Over 50 million users: Kik, the free messaging app which is causing worries for parents. Photo: Supplied
Police have described it as ''the No.1 social media problem involving teenagers'', but most parents would barely have heard of messaging app Kik before last week.
Kik is a free texting app used by more than 50 million people and enables users to connect with strangers. Although it is for people aged 17 and older, experts say children aged 11-15 are the main users.
The app can be installed on iPod Touch and iPad devices as well as smartphones. Instead of using phone numbers or real names to contact each other, each Kik member has a user name. Conversations and images cannot be viewed publicly, which makes it much harder for parents to monitor Kik than Facebook or Twitter.
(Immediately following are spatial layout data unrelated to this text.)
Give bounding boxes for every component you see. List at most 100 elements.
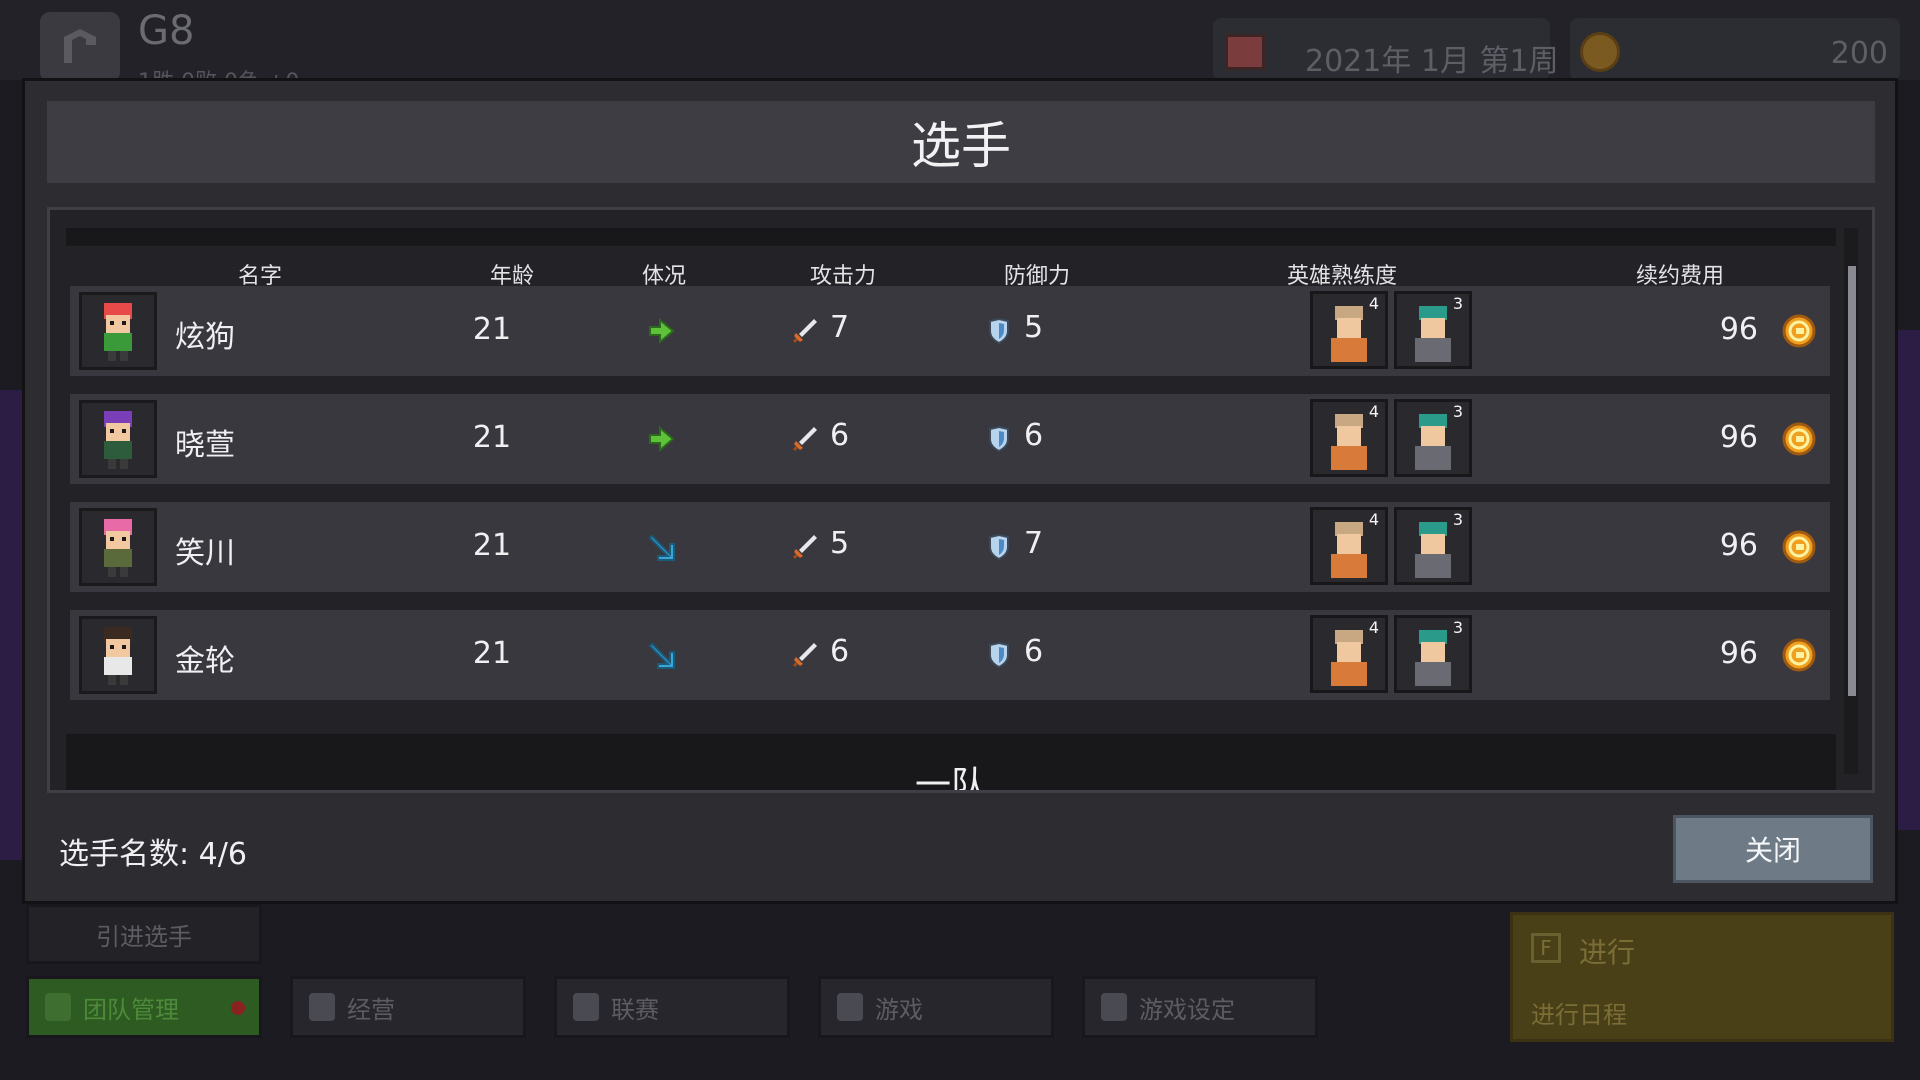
player-defense: 6 xyxy=(1024,634,1044,669)
group-header: 一队 xyxy=(66,734,1836,793)
hero-portrait-1[interactable]: 4 xyxy=(1310,615,1388,693)
nav-settings-label: 游戏设定 xyxy=(1139,995,1235,1024)
player-age: 21 xyxy=(472,636,512,671)
player-portrait xyxy=(79,508,157,586)
trophy-icon xyxy=(573,993,599,1021)
player-portrait xyxy=(79,292,157,370)
player-portrait xyxy=(79,616,157,694)
proceed-button[interactable]: F 进行 进行日程 xyxy=(1510,912,1894,1042)
condition-down-right-arrow-icon xyxy=(646,532,676,562)
nav-team-management[interactable]: 团队管理 xyxy=(26,976,262,1038)
player-attack: 5 xyxy=(830,526,850,561)
hero-level: 3 xyxy=(1452,294,1463,313)
player-row[interactable]: 金轮 21 6 6 4 3 96 xyxy=(70,610,1830,700)
player-age: 21 xyxy=(472,312,512,347)
hero-level: 4 xyxy=(1368,294,1379,313)
background-right-panel xyxy=(1896,330,1920,830)
hero-level: 4 xyxy=(1368,402,1379,421)
coin-icon xyxy=(1580,32,1620,72)
money-amount: 200 xyxy=(1830,36,1888,71)
player-attack: 7 xyxy=(830,310,850,345)
date-text: 2021年 1月 第1周 xyxy=(1305,44,1559,79)
hero-level: 4 xyxy=(1368,510,1379,529)
hero-portrait-2[interactable]: 3 xyxy=(1394,399,1472,477)
player-defense: 5 xyxy=(1024,310,1044,345)
recruit-player-button[interactable]: 引进选手 xyxy=(26,904,262,964)
team-logo xyxy=(40,12,120,82)
renewal-fee: 96 xyxy=(1719,312,1758,347)
shield-icon xyxy=(984,424,1014,454)
player-name: 金轮 xyxy=(175,644,235,679)
coin-icon xyxy=(1782,530,1816,564)
document-icon xyxy=(309,993,335,1021)
scrollbar-thumb[interactable] xyxy=(1848,266,1856,696)
player-row[interactable]: 笑川 21 5 7 4 3 96 xyxy=(70,502,1830,592)
hero-portrait-1[interactable]: 4 xyxy=(1310,507,1388,585)
notification-dot xyxy=(231,1001,245,1015)
shield-icon xyxy=(45,993,71,1021)
hero-portrait-1[interactable]: 4 xyxy=(1310,291,1388,369)
close-button[interactable]: 关闭 xyxy=(1673,815,1873,883)
group-label: 一队 xyxy=(914,765,987,793)
coin-icon xyxy=(1782,314,1816,348)
sword-icon xyxy=(790,316,820,346)
nav-league-label: 联赛 xyxy=(611,995,659,1024)
hero-portrait-2[interactable]: 3 xyxy=(1394,615,1472,693)
player-defense: 7 xyxy=(1024,526,1044,561)
proceed-title: 进行 xyxy=(1579,936,1636,969)
player-name: 笑川 xyxy=(175,536,235,571)
recruit-player-label: 引进选手 xyxy=(96,922,192,951)
close-button-label: 关闭 xyxy=(1744,834,1801,867)
team-logo-icon xyxy=(64,29,96,63)
hero-level: 3 xyxy=(1452,618,1463,637)
nav-game[interactable]: 游戏 xyxy=(818,976,1054,1038)
proceed-hotkey: F xyxy=(1531,933,1561,963)
shield-icon xyxy=(984,640,1014,670)
player-portrait xyxy=(79,400,157,478)
nav-operations[interactable]: 经营 xyxy=(290,976,526,1038)
modal-title-bar: 选手 xyxy=(47,101,1875,183)
hero-portrait-1[interactable]: 4 xyxy=(1310,399,1388,477)
player-age: 21 xyxy=(472,420,512,455)
nav-settings[interactable]: 游戏设定 xyxy=(1082,976,1318,1038)
calendar-icon xyxy=(1225,34,1265,70)
team-name: G8 xyxy=(138,8,195,54)
players-modal: 选手 名字 年龄 体况 攻击力 防御力 英雄熟练度 续约费用 炫狗 21 7 5 4 3 9… xyxy=(22,78,1898,904)
hero-portrait-2[interactable]: 3 xyxy=(1394,291,1472,369)
gamepad-icon xyxy=(837,993,863,1021)
player-row[interactable]: 炫狗 21 7 5 4 3 96 xyxy=(70,286,1830,376)
nav-league[interactable]: 联赛 xyxy=(554,976,790,1038)
hero-portrait-2[interactable]: 3 xyxy=(1394,507,1472,585)
modal-title: 选手 xyxy=(911,117,1011,175)
gear-icon xyxy=(1101,993,1127,1021)
date-display: 2021年 1月 第1周 xyxy=(1213,18,1559,80)
condition-right-arrow-icon xyxy=(646,316,676,346)
renewal-fee: 96 xyxy=(1719,420,1758,455)
player-attack: 6 xyxy=(830,634,850,669)
nav-game-label: 游戏 xyxy=(875,995,923,1024)
shield-icon xyxy=(984,316,1014,346)
coin-icon xyxy=(1782,422,1816,456)
condition-down-right-arrow-icon xyxy=(646,640,676,670)
nav-team-management-label: 团队管理 xyxy=(83,995,179,1024)
player-attack: 6 xyxy=(830,418,850,453)
renewal-fee: 96 xyxy=(1719,528,1758,563)
proceed-subtitle: 进行日程 xyxy=(1531,1001,1627,1029)
sword-icon xyxy=(790,532,820,562)
player-row[interactable]: 晓萱 21 6 6 4 3 96 xyxy=(70,394,1830,484)
player-defense: 6 xyxy=(1024,418,1044,453)
sword-icon xyxy=(790,424,820,454)
hero-level: 3 xyxy=(1452,510,1463,529)
player-count: 选手名数: 4/6 xyxy=(59,837,247,872)
hero-level: 4 xyxy=(1368,618,1379,637)
shield-icon xyxy=(984,532,1014,562)
hero-level: 3 xyxy=(1452,402,1463,421)
player-name: 炫狗 xyxy=(175,320,235,355)
list-top-divider xyxy=(66,228,1836,246)
renewal-fee: 96 xyxy=(1719,636,1758,671)
player-age: 21 xyxy=(472,528,512,563)
nav-operations-label: 经营 xyxy=(347,995,395,1024)
money-display: 200 xyxy=(1570,18,1900,80)
background-left-panel xyxy=(0,390,22,860)
condition-right-arrow-icon xyxy=(646,424,676,454)
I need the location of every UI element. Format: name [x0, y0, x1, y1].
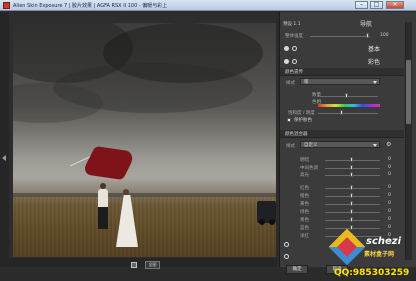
overall-slider-track[interactable]: [310, 36, 370, 37]
mixer-slider-thumb[interactable]: [350, 217, 353, 222]
mixer-label: 红色: [300, 186, 309, 191]
preset-label: 预设 1.1: [283, 22, 301, 27]
fit-zoom-button[interactable]: 全图: [145, 261, 160, 269]
mixer-label: 青色: [300, 218, 309, 223]
watermark-sub: 素材盒子网: [364, 251, 395, 258]
amount-slider-thumb[interactable]: [345, 93, 348, 98]
maximize-button[interactable]: □: [370, 1, 383, 9]
mixer-slider-thumb[interactable]: [350, 157, 353, 162]
radio-icon[interactable]: [284, 242, 289, 247]
amount-label: 数量: [312, 93, 321, 98]
preserve-checkbox[interactable]: [287, 118, 291, 122]
close-button[interactable]: ✕: [386, 1, 404, 9]
mixer-label: 中间色调: [300, 166, 318, 171]
mixer-label: 黄色: [300, 202, 309, 207]
mixer-value: 0: [388, 193, 391, 198]
preserve-label: 保护肤色: [294, 118, 312, 123]
mixer-label: 绿色: [300, 210, 309, 215]
gear-icon[interactable]: ⚙: [386, 141, 391, 148]
radio-icon[interactable]: [284, 46, 289, 51]
zoom-icon[interactable]: [131, 262, 137, 268]
mixer-value: 0: [388, 172, 391, 177]
section-basic[interactable]: 基本: [368, 44, 380, 53]
mixer-value: 0: [388, 201, 391, 206]
navigator-tab[interactable]: 导航: [360, 19, 372, 28]
watermark-brand: schezi: [366, 236, 402, 247]
mixer-value: 0: [388, 225, 391, 230]
ok-button[interactable]: 确定: [286, 265, 308, 274]
mixer-slider-thumb[interactable]: [350, 165, 353, 170]
mixer-slider-thumb[interactable]: [350, 201, 353, 206]
radio-icon[interactable]: [292, 59, 297, 64]
watermark-qq: QQ:985303259: [334, 268, 410, 278]
mixer-label: 橙色: [300, 194, 309, 199]
window-title: Alien Skin Exposure 7 | 胶片效果 | AGFA RSX …: [13, 3, 168, 9]
mixer-label: 高光: [300, 173, 309, 178]
saturation-slider[interactable]: [318, 113, 378, 114]
channel-header[interactable]: 颜色混合器: [280, 130, 404, 138]
red-veil: [81, 146, 137, 180]
left-panel-strip: [0, 12, 9, 267]
bottom-toolbar: [9, 258, 277, 267]
style-label: 样式: [286, 144, 295, 149]
mixer-label: 明暗: [300, 158, 309, 163]
radio-icon[interactable]: [284, 59, 289, 64]
minimize-button[interactable]: –: [355, 1, 368, 9]
mixer-value: 0: [388, 157, 391, 162]
preview-photo[interactable]: [13, 23, 276, 257]
title-bar: Alien Skin Exposure 7 | 胶片效果 | AGFA RSX …: [0, 0, 416, 11]
amount-slider[interactable]: [318, 96, 378, 97]
mixer-value: 0: [388, 185, 391, 190]
mixer-value: 0: [388, 165, 391, 170]
saturation-label: 饱和度 / 明度: [288, 111, 315, 116]
overall-slider-thumb[interactable]: [366, 33, 369, 38]
tone-dropdown[interactable]: 暖: [300, 78, 380, 85]
radio-icon[interactable]: [284, 254, 289, 259]
panel-scrollbar-thumb[interactable]: [406, 60, 411, 124]
mixer-slider-thumb[interactable]: [350, 185, 353, 190]
style-dropdown[interactable]: 自定义: [300, 141, 380, 148]
overall-value: 100: [380, 33, 389, 38]
section-color[interactable]: 彩色: [368, 57, 380, 66]
select-label: 样式: [286, 81, 295, 86]
saturation-slider-thumb[interactable]: [340, 110, 343, 115]
app-icon: [3, 2, 10, 9]
groom-figure: [98, 189, 108, 229]
mixer-label: 洋红: [300, 234, 309, 239]
mixer-value: 0: [388, 217, 391, 222]
mixer-slider-thumb[interactable]: [350, 209, 353, 214]
mixer-label: 蓝色: [300, 226, 309, 231]
panel-scrollbar[interactable]: [405, 22, 412, 260]
radio-icon[interactable]: [292, 46, 297, 51]
mixer-value: 0: [388, 209, 391, 214]
hue-bar[interactable]: [318, 104, 380, 107]
mixer-slider-thumb[interactable]: [350, 225, 353, 230]
tone-header[interactable]: 颜色遗传: [280, 68, 404, 76]
mixer-slider-thumb[interactable]: [350, 193, 353, 198]
overall-label: 整体强度: [285, 34, 303, 39]
mixer-slider-thumb[interactable]: [350, 172, 353, 177]
collapse-arrow-icon[interactable]: [2, 155, 6, 161]
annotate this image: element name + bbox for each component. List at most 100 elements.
Cyber safety expert Ross Bark said Kik and Instagram were a ''dangerous combination'' for teenagers, who posted photographs publicly on Instagram and then invited viewers to ''Kik me'' privately to chat.
''They're literally promoting themselves, saying, 'Come and talk to me,''' he said. ''They can randomly chat with somebody and send images, and they don't understand the consequences of who is using that information.''
NSW Police Force social media spokesman Strath Gordon said police were concerned that drug dealers and paedophiles trawled Kik, ''taking advantage of that hidden communication'' to target young people.
''It's hidden to most parents,'' Mr Gordon said. ''Young people may not even know who they are communicating with. No one is using their real names and that's a problem … social media is very agile. Criminals move from platform to platform where they feel their chances of being detected can be reduced.''
Kik has also become popular for sexting strangers.
But experts say blocking Kik or banning children from using the app is not the answer. Instead, they advise parents to educate themselves about the social media their children are using, and to set boundaries for that use.
Kik did not respond to Fairfax Media questions.